Capitol Alert

Mark Leno will try again to hike California’s minimum wage

Senate leader Kevin de Leon, D-Los Angeles and Sen. Mark Leno, D-San Francisco, in 2011.
Senate leader Kevin de Leon, D-Los Angeles and Sen. Mark Leno, D-San Francisco, in 2011.

After announcing over the weekend that he will not run for mayor of San Francisco next year, Sen. Mark Leno began the new legislative session Monday with a proposal to increase California’s minimum wage to $11 in 2016 and $13 in 2017.

The bill by Leno, a San Francisco Democrat, and Senate President Pro Tem Kevin de León, D-Los Angeles, also calls for increasing the minimum wage annually, indexed to inflation, beginning in 2019. It’s similar to a bill Leno carried last year that died in an Assembly committee. In re-introducing the concept, Leno is touting recent votes to increase the minimum wage in Alaska, Arkansas, Nebraska and South Dakota – politically conservative states – as well as the liberal California cities of Oakland and San Francisco. Voters approved a $15 minimum wage in San Francisco and a $12.25 minimum wage in Oakland. Sacramento is convening a task force next year to examine whether wages should go up here.

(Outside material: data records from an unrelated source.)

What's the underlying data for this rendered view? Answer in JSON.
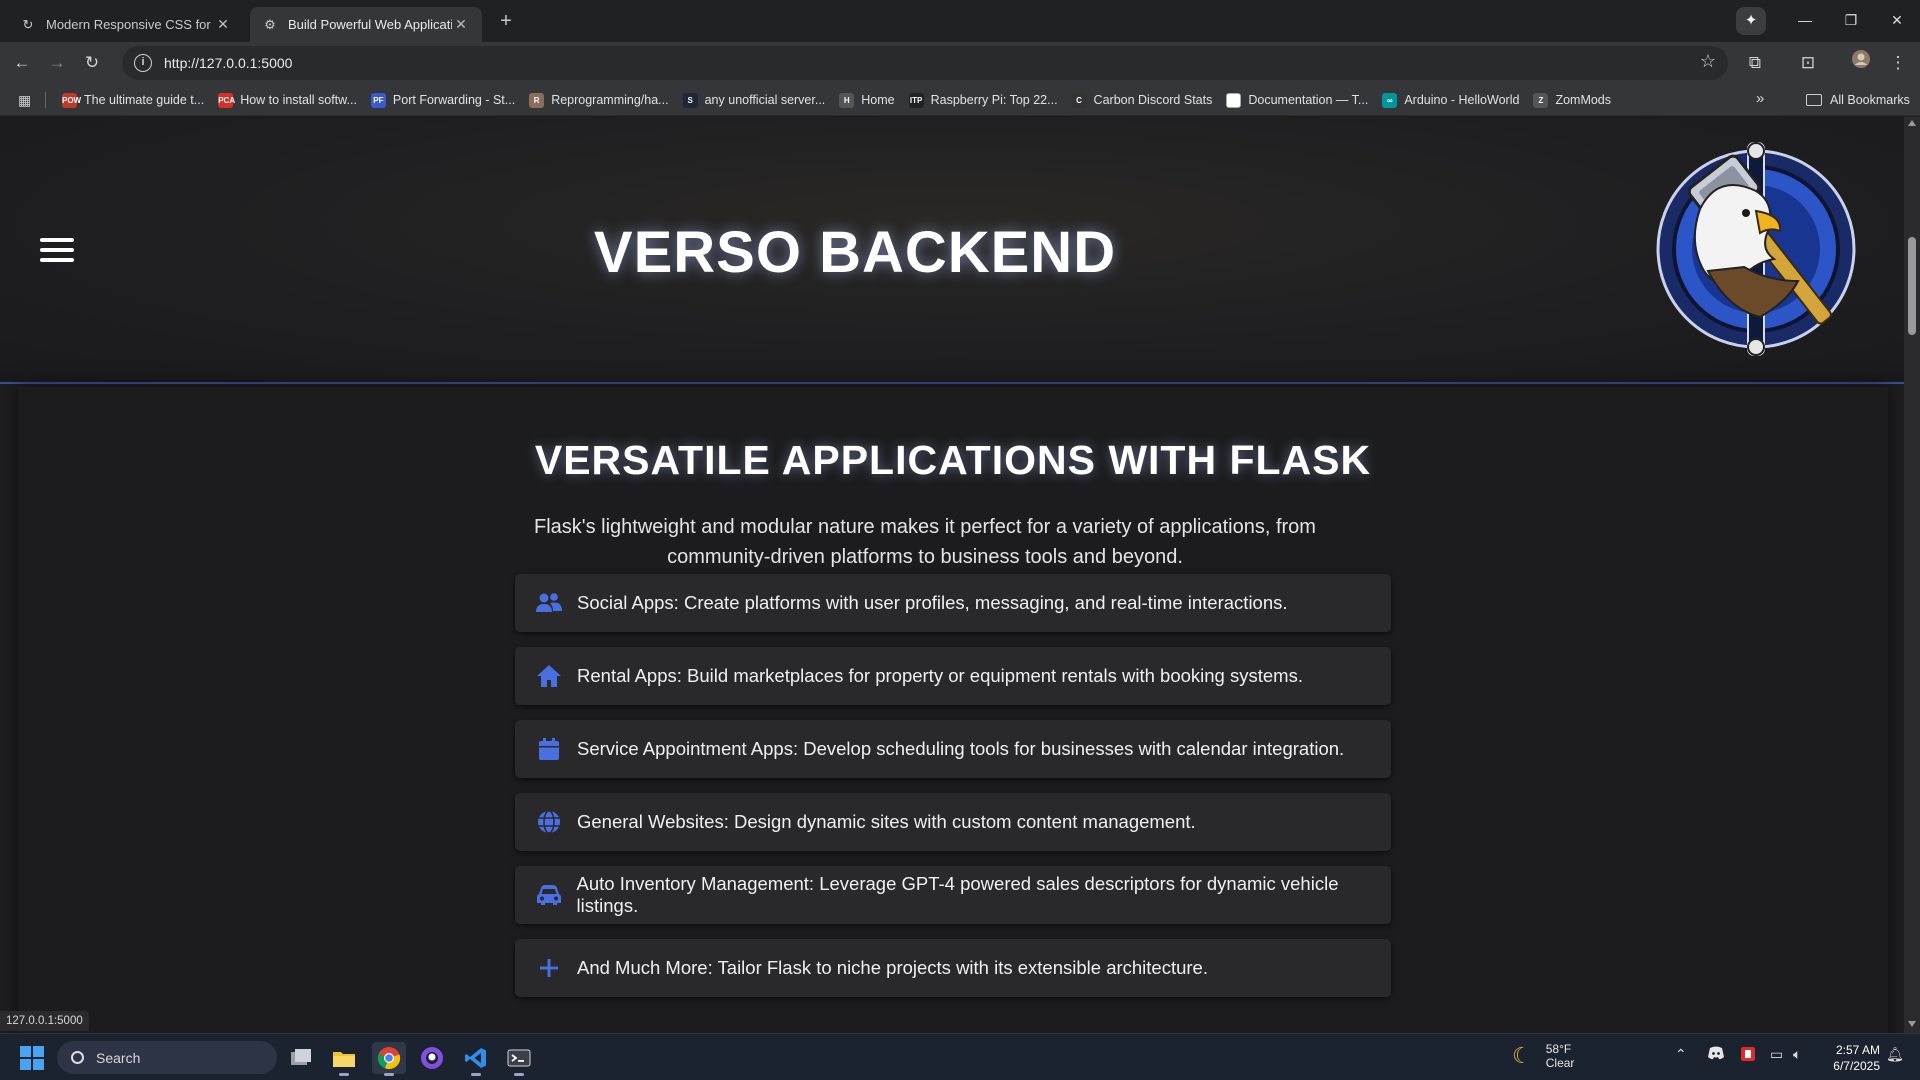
{
  "browser": {
    "tabs": [
      {
        "title": "Modern Responsive CSS for We",
        "active": false
      },
      {
        "title": "Build Powerful Web Application",
        "active": true
      }
    ],
    "new_tab": "+",
    "url": "http://127.0.0.1:5000",
    "bookmarks": [
      {
        "label": "The ultimate guide t...",
        "color": "#c0392b",
        "abbr": "POW"
      },
      {
        "label": "How to install softw...",
        "color": "#d93025",
        "abbr": "PCA"
      },
      {
        "label": "Port Forwarding - St...",
        "color": "#3a5bd0",
        "abbr": "PF"
      },
      {
        "label": "Reprogramming/ha...",
        "color": "#8a6d5a",
        "abbr": "R"
      },
      {
        "label": "any unofficial server...",
        "color": "#1b2838",
        "abbr": "S"
      },
      {
        "label": "Home",
        "color": "#555555",
        "abbr": "H"
      },
      {
        "label": "Raspberry Pi: Top 22...",
        "color": "#222222",
        "abbr": "ITP"
      },
      {
        "label": "Carbon Discord Stats",
        "color": "#333333",
        "abbr": "C"
      },
      {
        "label": "Documentation — T...",
        "color": "#ffffff",
        "abbr": ""
      },
      {
        "label": "Arduino - HelloWorld",
        "color": "#00979c",
        "abbr": "∞"
      },
      {
        "label": "ZomMods",
        "color": "#555555",
        "abbr": "Z"
      }
    ],
    "all_bookmarks": "All Bookmarks",
    "status_url": "127.0.0.1:5000"
  },
  "site": {
    "title": "VERSO BACKEND",
    "section_title": "VERSATILE APPLICATIONS WITH FLASK",
    "section_intro": "Flask's lightweight and modular nature makes it perfect for a variety of applications, from community-driven platforms to business tools and beyond.",
    "apps": [
      {
        "icon": "users-icon",
        "text": "Social Apps: Create platforms with user profiles, messaging, and real-time interactions."
      },
      {
        "icon": "home-icon",
        "text": "Rental Apps: Build marketplaces for property or equipment rentals with booking systems."
      },
      {
        "icon": "calendar-icon",
        "text": "Service Appointment Apps: Develop scheduling tools for businesses with calendar integration."
      },
      {
        "icon": "globe-icon",
        "text": "General Websites: Design dynamic sites with custom content management."
      },
      {
        "icon": "car-icon",
        "text": "Auto Inventory Management: Leverage GPT-4 powered sales descriptors for dynamic vehicle listings."
      },
      {
        "icon": "plus-icon",
        "text": "And Much More: Tailor Flask to niche projects with its extensible architecture."
      }
    ],
    "accent_color": "#4a6fe0"
  },
  "taskbar": {
    "search_placeholder": "Search",
    "weather_temp": "58°F",
    "weather_desc": "Clear",
    "time": "2:57 AM",
    "date": "6/7/2025"
  }
}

“Hard-working, full-time employees across California are forced to live in poverty and rely on public assistance just to put food on the table for their families,” Leno said in a statement. “This income inequality crisis, which disproportionately impacts women and children, is detrimental to our communities and the economy. It is time to accelerate the minimum wage and give low-income workers the respect they deserve for a job well done.”

Business groups opposed Leno’s minimum wage bill last year, and generally oppose attempts to automatically adjust wage increases. Two years ago, they lost a fight to increase minimum wages statewide but won a concession in negotiations that removed an automatic cost-of-living escalator from Assembly Bill 10. Gov. Jerry Brown signed the bill in 2013, increasing California’s minimum wage from $8 to $9 this year and up to $10 in 2016. But in rejecting Leno’s wage increase bill last year, some Democrats argued that they didn’t want to violate agreements they’d made with business leaders to exclude automatic inflation-adjusted increases.